Page:Revue des Deux Mondes - 1873 - tome 106.djvu/807

La bibliothèque libre.
Le texte de cette page a été corrigé et est conforme au fac-similé.

« Voici pour nous le terrain du droit. L’Autriche a mis la couronne de l’empire aux pieds de Napoléon. Napoléon a été vaincu. Notre droit, non pas un droit d’hier, un droit de mille années, exigeait et exige encore la reconstitution de l’empire. C’est ce que voulait la Prusse en 1815 ; mais l’Autriche refusa de ressaisir la couronne impériale, la Bavière et le Wurtemberg refusèrent de renoncer à ce don de pleine souveraineté, de pleine existence à part, qu’ils avaient reçu des mains de Napoléon. Napoléon revint de l’île d’Elbe. Alors en toute hâte on construisit une hutte pour abriter l’Allemagne pendant l’orage, misérable abri que les princes eux-mêmes ont considéré comme détruit le 26 juin 1848. Puis la révolution est venue ; la nation a eu ses représentans, et ceux-ci ont adressé à l’Autriche une question qu’il était impossible d’écarter. L’Autriche a répondu qu’elle ne peut ni ne veut faire partie de l’union restreinte[1]. Nous donc aujourd’hui, nous voulons placer la Prusse à la tête d’une confédération puissante. Le roi acceptera la couronne, si les princes y consentent. S’ils n’y consentent pas, eh bien ! il ne nous restera plus qu’une ressource : l’agitation. Et alors bonsoir le palatinat du Rhin ! bonsoir, Anspach et Bayreuth ! tous suivront la bannière allemande, et il n’y aura plus de Bavière. »

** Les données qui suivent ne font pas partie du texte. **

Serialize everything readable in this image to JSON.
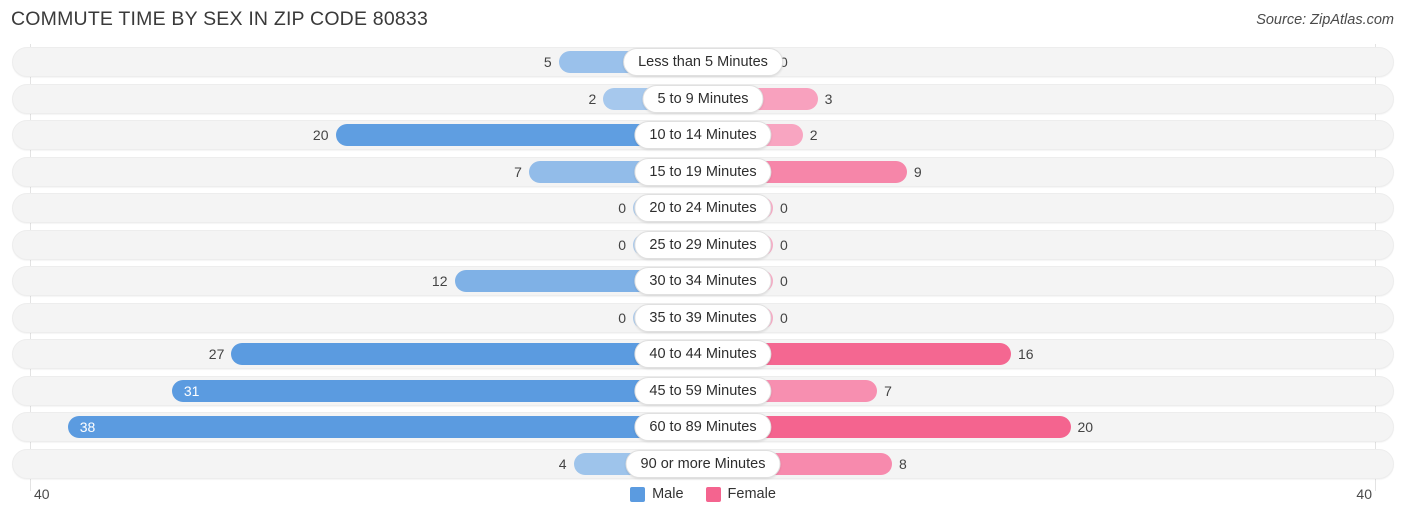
{
  "header": {
    "title": "COMMUTE TIME BY SEX IN ZIP CODE 80833",
    "source": "Source: ZipAtlas.com"
  },
  "legend": {
    "male_label": "Male",
    "female_label": "Female",
    "male_color": "#5b9be0",
    "female_color": "#f4648f"
  },
  "axis": {
    "left_label": "40",
    "right_label": "40",
    "max": 40
  },
  "chart_data": {
    "type": "bar",
    "orientation": "horizontal-diverging",
    "title": "Commute Time by Sex in Zip Code 80833",
    "xlabel": "",
    "ylabel": "",
    "xlim": [
      40,
      40
    ],
    "grid": true,
    "legend_position": "bottom-center",
    "categories": [
      "Less than 5 Minutes",
      "5 to 9 Minutes",
      "10 to 14 Minutes",
      "15 to 19 Minutes",
      "20 to 24 Minutes",
      "25 to 29 Minutes",
      "30 to 34 Minutes",
      "35 to 39 Minutes",
      "40 to 44 Minutes",
      "45 to 59 Minutes",
      "60 to 89 Minutes",
      "90 or more Minutes"
    ],
    "series": [
      {
        "name": "Male",
        "values": [
          5,
          2,
          20,
          7,
          0,
          0,
          12,
          0,
          27,
          31,
          38,
          4
        ]
      },
      {
        "name": "Female",
        "values": [
          0,
          3,
          2,
          9,
          0,
          0,
          0,
          0,
          16,
          7,
          20,
          8
        ]
      }
    ]
  }
}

« Votre majesté trouvera ce langage bien révolutionnaire ; qu’importe ? D’abord nous sommes en pleine révolution, et il serait aussi funeste de méconnaître le fait de cette révolution que d’en reconnaître le principe ; ensuite la conduite tenue en 1805 et en 1815 a été une violation du droit par les princes aussi grande que l’a été en 1848 la violation du droit par le peuple, si toutefois l’idée de l’empire d’Allemagne est fortement maintenue.

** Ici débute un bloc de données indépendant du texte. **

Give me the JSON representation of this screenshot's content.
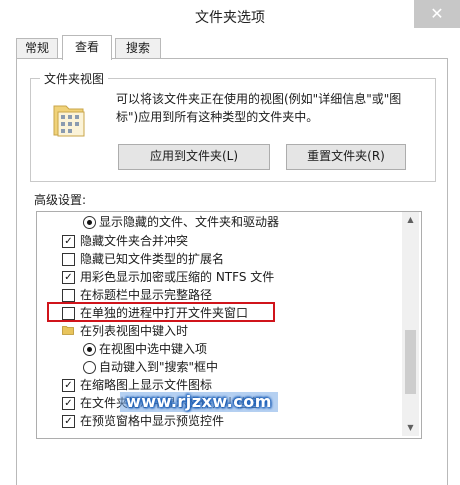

« Mais j’ai le ferme espoir que les choses tourneront mieux. Ces quatre voix sont très importantes. Le roi Maximilien a l’esprit allemand. Il verra, ainsi que le roi Ernest-Auguste, que la seule voie à suivre est de prendre votre majesté pour arbitre sur les points de la constitution impériale où ils peuvent se sentir lésés, quand cette constitution sera l’objet d’un premier vote au parlement de Francfort. »


Jamais, — c’est une remarque très juste de M. de Ranke, — jamais Bunsen n’avait tenu un si hardi langage. On sait combien il détestait la révolution. Là-dessus il pensait exactement comme Frédéric-Guillaume. Cette haine avait été le premier ciment de leur amitié. Voici pourtant un point où cette préoccupation l’abandonne. Si l’unité allemande est empêchée par l’opposition des princes, malheur aux princes ! Les trônes sont fragiles, les dynasties sont

  1. L’union restreinte, c’est-à-dire l’union exclusivement germanique, dont ne pourraient faire partie les possessions non allemandes de la monarchie autrichienne.